Brianna and Ava want to have children. However, Ava has some reservations because she’s unsure about how their children will be treated by others, and she wonders how her relationship with Brianna will impact their children in the long-term.
The answers aren’t 100%, but two researchers – Judith Stacey and Timothy Biblarz – were were interested in the lives of people in the community and examined the studies on the lives of children of LGB parents. They have shed some light on some important differences in the way children of same-sex parents are raised and the way they these children live. In their article, “(How) Does the Sexual Orientation of Parents Matter?” Stacy and Biblarz reviewed 21 studies and highlighted some of the differences.
Intuitively, it would make sense that any variation on the “norm” (a mother and a father) would result in differences in raising their children and how their children would turn out. For example, looking at what the researchers call gender role conformity, the authors found that children of LGB parents do not conform to the rigid roles that society has placed on the rest of us.
It makes sense that same-sex parents would have less gender role conformity. This is in part due to the fact that since we broke through culturally imposed barriers as children and adults, it makes sense that we wouldn’t place those same artificial standards on our children.
The researchers point out that, “Children of same-gender parents, and particularly with co-mother parents, develop in less gender-stereotypical ways than would children with two heterosexual parents.” In some ways, like in the areas of aggressiveness and play preferences, the sons of lesbian mothers behave less traditionally than those raised by heterosexual single mothers.
Daughters of lesbian parents also develop in less gender-stereotypical ways. In one study, when asked what they would like to do when they grow up, twice as many girls of lesbian parents said that they wanted to be in an occupation traditionally reserved for men than girls of heterosexual mothers .
In fact, Stacey and Biblarz note that sexual orientation and gender interact with one another. Two co-parenting women may create a synergistic way, which can bring more democratic, compatible, and shared parenting. They spend more time with children while tending to have a greater understanding of them. Children of same-sex parents report more closeness and communication between themselves and their parents.
The researchers found that social constraints based on heterosexism can affect the quality and length of same-sex relationships. The authors note that this inequity contributes to the problem that same-sex couples on average dissolve their relationships in less time than heterosexual marriages do.
As a discriminated against minority, we see the world through a different lens than heterosexuals do. Therefore, the children of LGB parents would of course be affected by heterosexism as well.
The other phenomenon that comes with heterosexism -homophobia- can occur in two major ways. Same-sex couples must deal with everything from stares at the grocery store to ostracism at schools, places of worship, etc. and denial of parental rights for a non-biological non-married parent. The other type of homophobia, internalized homophobia, is the swallowing of these societal messages. And everything from discussions about family planning to parenting can occur in this context.
In what may be the most controversial of the findings, there’s evidence that the sexual orientation of parents may influence the sexual orientation of their children. In one study that Stacey and Biblarz examined, significantly more young adults raised by lesbian parents reported engaging in same-sex relationships than young adults raised by heterosexual mothers.
However, there are two shortcomings in the study. The first problem is that the researchers in this particular study examined a small number of subjects (45 altogether), which affects the probability that their findings are accurate.
While these shortcomings may be corrected in the future, what should we as a community think about the possibility that people raised by LGB people are more open to same-sex relationships? Like many others, Ava worried about the possibility that, should one of their children turn out to be a sexual minority, that she and Brianna would be blamed for it. Should Ava be afraid that some people will use these findings and say “Aha! Children of same-sex couples are more willing to experiment with and develop same-sex relationships”, and therefore attempt deny us our rights?

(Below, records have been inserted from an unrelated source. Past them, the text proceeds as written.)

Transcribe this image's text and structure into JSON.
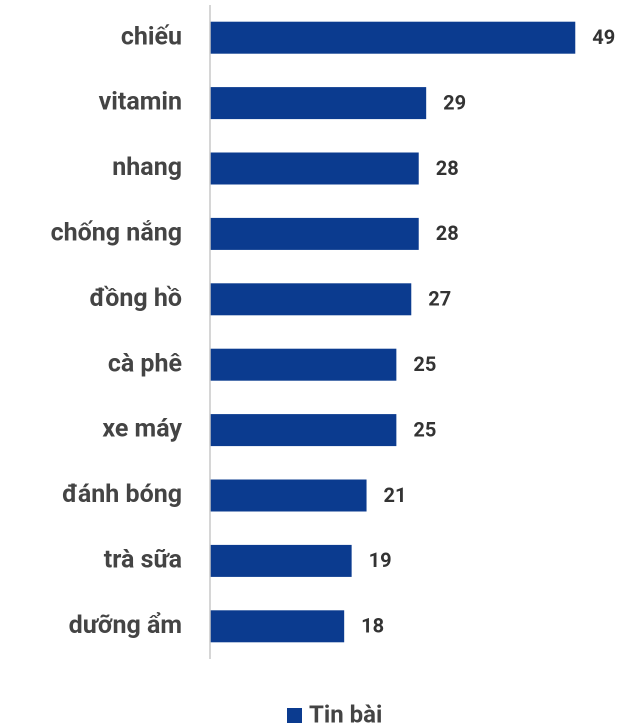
{
  "chart_data": {
    "type": "barh",
    "categories": [
      "chiếu",
      "vitamin",
      "nhang",
      "chống nắng",
      "đồng hồ",
      "cà phê",
      "xe máy",
      "đánh bóng",
      "trà sữa",
      "dưỡng ẩm"
    ],
    "series": [
      {
        "name": "Tin bài",
        "color": "#0b3b8f",
        "values": [
          49,
          29,
          28,
          28,
          27,
          25,
          25,
          21,
          19,
          18
        ]
      }
    ],
    "xlim": [
      0,
      55
    ],
    "legend": "bottom"
  }
}
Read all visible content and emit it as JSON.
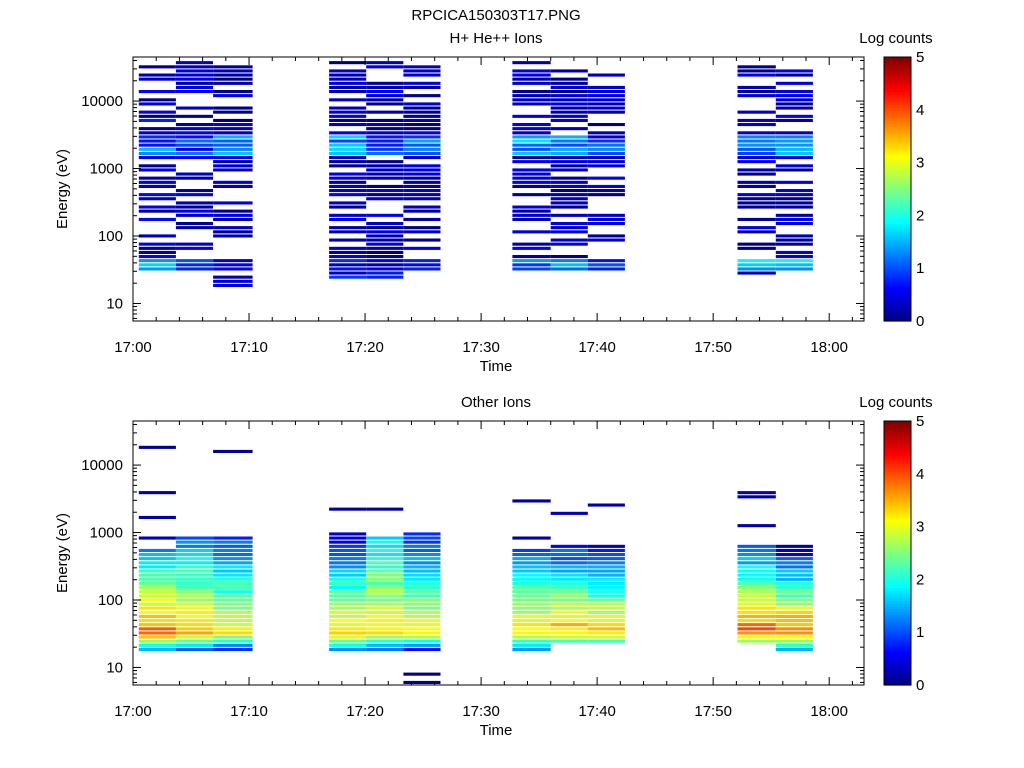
{
  "figure_title": "RPCICA150303T17.PNG",
  "chart_data": [
    {
      "type": "heatmap",
      "title": "H+ He++ Ions",
      "xlabel": "Time",
      "ylabel": "Energy (eV)",
      "x_ticks": [
        "17:00",
        "17:10",
        "17:20",
        "17:30",
        "17:40",
        "17:50",
        "18:00"
      ],
      "x_range_minutes_after_17_00": [
        0,
        63
      ],
      "y_scale": "log",
      "y_range": [
        5.5,
        45000
      ],
      "y_ticks": [
        10,
        100,
        1000,
        10000
      ],
      "y_tick_labels": [
        "10",
        "100",
        "1000",
        "10000"
      ],
      "colorbar": {
        "label": "Log counts",
        "range": [
          0,
          5
        ],
        "ticks": [
          "0",
          "1",
          "2",
          "3",
          "4",
          "5"
        ]
      },
      "columns": [
        {
          "t_start": 0.5,
          "t_end": 3.7,
          "e_min": 28,
          "e_max": 40000,
          "fill": 0.55,
          "low_band": [
            28,
            45,
            1.8
          ],
          "mid_band": [
            1500,
            3200,
            1.6
          ],
          "base": 0.8
        },
        {
          "t_start": 3.7,
          "t_end": 6.9,
          "e_min": 28,
          "e_max": 40000,
          "fill": 0.6,
          "low_band": [
            28,
            45,
            1.2
          ],
          "mid_band": [
            1500,
            3200,
            1.4
          ],
          "base": 0.6
        },
        {
          "t_start": 6.9,
          "t_end": 10.3,
          "e_min": 16,
          "e_max": 40000,
          "fill": 0.75,
          "low_band": [
            28,
            45,
            1.0
          ],
          "mid_band": [
            1500,
            3200,
            1.8
          ],
          "base": 0.6
        },
        {
          "t_start": 16.9,
          "t_end": 20.1,
          "e_min": 22,
          "e_max": 40000,
          "fill": 0.7,
          "low_band": [
            22,
            45,
            0.9
          ],
          "mid_band": [
            1500,
            3200,
            1.7
          ],
          "base": 0.6
        },
        {
          "t_start": 20.1,
          "t_end": 23.3,
          "e_min": 22,
          "e_max": 40000,
          "fill": 0.75,
          "low_band": [
            22,
            45,
            0.8
          ],
          "mid_band": [
            1500,
            3200,
            1.6
          ],
          "base": 0.6
        },
        {
          "t_start": 23.3,
          "t_end": 26.5,
          "e_min": 28,
          "e_max": 40000,
          "fill": 0.75,
          "low_band": [
            28,
            45,
            1.0
          ],
          "mid_band": [
            1500,
            3200,
            1.5
          ],
          "base": 0.6
        },
        {
          "t_start": 32.7,
          "t_end": 36.0,
          "e_min": 28,
          "e_max": 40000,
          "fill": 0.7,
          "low_band": [
            28,
            45,
            1.4
          ],
          "mid_band": [
            1500,
            3200,
            1.8
          ],
          "base": 0.6
        },
        {
          "t_start": 36.0,
          "t_end": 39.2,
          "e_min": 28,
          "e_max": 35000,
          "fill": 0.7,
          "low_band": [
            28,
            45,
            1.6
          ],
          "mid_band": [
            1500,
            3200,
            1.8
          ],
          "base": 0.6
        },
        {
          "t_start": 39.2,
          "t_end": 42.4,
          "e_min": 28,
          "e_max": 30000,
          "fill": 0.65,
          "low_band": [
            28,
            45,
            1.3
          ],
          "mid_band": [
            1500,
            3200,
            1.3
          ],
          "base": 0.6
        },
        {
          "t_start": 52.1,
          "t_end": 55.4,
          "e_min": 22,
          "e_max": 32000,
          "fill": 0.55,
          "low_band": [
            28,
            45,
            1.9
          ],
          "mid_band": [
            1500,
            3200,
            1.7
          ],
          "base": 0.6
        },
        {
          "t_start": 55.4,
          "t_end": 58.6,
          "e_min": 28,
          "e_max": 30000,
          "fill": 0.55,
          "low_band": [
            28,
            45,
            1.9
          ],
          "mid_band": [
            1500,
            3200,
            1.8
          ],
          "base": 0.6
        }
      ]
    },
    {
      "type": "heatmap",
      "title": "Other Ions",
      "xlabel": "Time",
      "ylabel": "Energy (eV)",
      "x_ticks": [
        "17:00",
        "17:10",
        "17:20",
        "17:30",
        "17:40",
        "17:50",
        "18:00"
      ],
      "x_range_minutes_after_17_00": [
        0,
        63
      ],
      "y_scale": "log",
      "y_range": [
        5.5,
        45000
      ],
      "y_ticks": [
        10,
        100,
        1000,
        10000
      ],
      "y_tick_labels": [
        "10",
        "100",
        "1000",
        "10000"
      ],
      "colorbar": {
        "label": "Log counts",
        "range": [
          0,
          5
        ],
        "ticks": [
          "0",
          "1",
          "2",
          "3",
          "4",
          "5"
        ]
      },
      "columns": [
        {
          "t_start": 0.5,
          "t_end": 3.7,
          "e_min": 16,
          "e_max": 560,
          "peak_e": 32,
          "peak_v": 3.9,
          "top_v": 1.3,
          "floor_v": 0.9,
          "sparse": [
            [
              17000,
              0.1
            ],
            [
              3600,
              0.15
            ],
            [
              1650,
              0.2
            ],
            [
              800,
              0.3
            ]
          ]
        },
        {
          "t_start": 3.7,
          "t_end": 6.9,
          "e_min": 16,
          "e_max": 820,
          "peak_e": 32,
          "peak_v": 3.5,
          "top_v": 1.2,
          "floor_v": 0.6,
          "sparse": []
        },
        {
          "t_start": 6.9,
          "t_end": 10.3,
          "e_min": 16,
          "e_max": 820,
          "peak_e": 32,
          "peak_v": 3.2,
          "top_v": 0.9,
          "floor_v": 0.2,
          "sparse": [
            [
              15000,
              0.1
            ]
          ]
        },
        {
          "t_start": 16.9,
          "t_end": 20.1,
          "e_min": 16,
          "e_max": 1000,
          "peak_e": 32,
          "peak_v": 3.4,
          "top_v": 0.4,
          "floor_v": 0.8,
          "sparse": [
            [
              2300,
              0.15
            ]
          ]
        },
        {
          "t_start": 20.1,
          "t_end": 23.3,
          "e_min": 16,
          "e_max": 900,
          "peak_e": 32,
          "peak_v": 3.2,
          "top_v": 1.6,
          "floor_v": 0.6,
          "sparse": [
            [
              2100,
              0.15
            ]
          ]
        },
        {
          "t_start": 23.3,
          "t_end": 26.5,
          "e_min": 16,
          "e_max": 1000,
          "peak_e": 32,
          "peak_v": 3.3,
          "top_v": 0.6,
          "floor_v": 0.2,
          "sparse": [
            [
              6.2,
              0.05
            ],
            [
              8.3,
              0.05
            ]
          ]
        },
        {
          "t_start": 32.7,
          "t_end": 36.0,
          "e_min": 16,
          "e_max": 580,
          "peak_e": 34,
          "peak_v": 3.4,
          "top_v": 0.9,
          "floor_v": 0.8,
          "sparse": [
            [
              2700,
              0.15
            ],
            [
              820,
              0.2
            ]
          ]
        },
        {
          "t_start": 36.0,
          "t_end": 39.2,
          "e_min": 22,
          "e_max": 650,
          "peak_e": 34,
          "peak_v": 3.5,
          "top_v": 0.8,
          "floor_v": 2.0,
          "sparse": [
            [
              2000,
              0.3
            ]
          ]
        },
        {
          "t_start": 39.2,
          "t_end": 42.4,
          "e_min": 22,
          "e_max": 620,
          "peak_e": 34,
          "peak_v": 3.5,
          "top_v": 0.5,
          "floor_v": 2.0,
          "sparse": [
            [
              2400,
              0.2
            ]
          ]
        },
        {
          "t_start": 52.1,
          "t_end": 55.4,
          "e_min": 22,
          "e_max": 650,
          "peak_e": 34,
          "peak_v": 3.9,
          "top_v": 1.0,
          "floor_v": 2.2,
          "sparse": [
            [
              3800,
              0.4
            ],
            [
              3300,
              0.2
            ],
            [
              1250,
              0.2
            ]
          ]
        },
        {
          "t_start": 55.4,
          "t_end": 58.6,
          "e_min": 16,
          "e_max": 650,
          "peak_e": 34,
          "peak_v": 3.9,
          "top_v": 0.3,
          "floor_v": 0.9,
          "sparse": []
        }
      ]
    }
  ]
}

Fortunately, more and more rational people are willing to see sexual minorities as entitled to the same rights that heterosexuals have. There may be a hereditary component to sexual orientation, which could answer the riddle of sexual orientation. But could it be that the adult-children of same-sex parents are simply more honest?
Ava ultimately decided that as we move toward a more progressive society, she has the choice to be open about who she loves, live with whom she wants to live, and to have children. Likewise, that is the choice for the rest of us.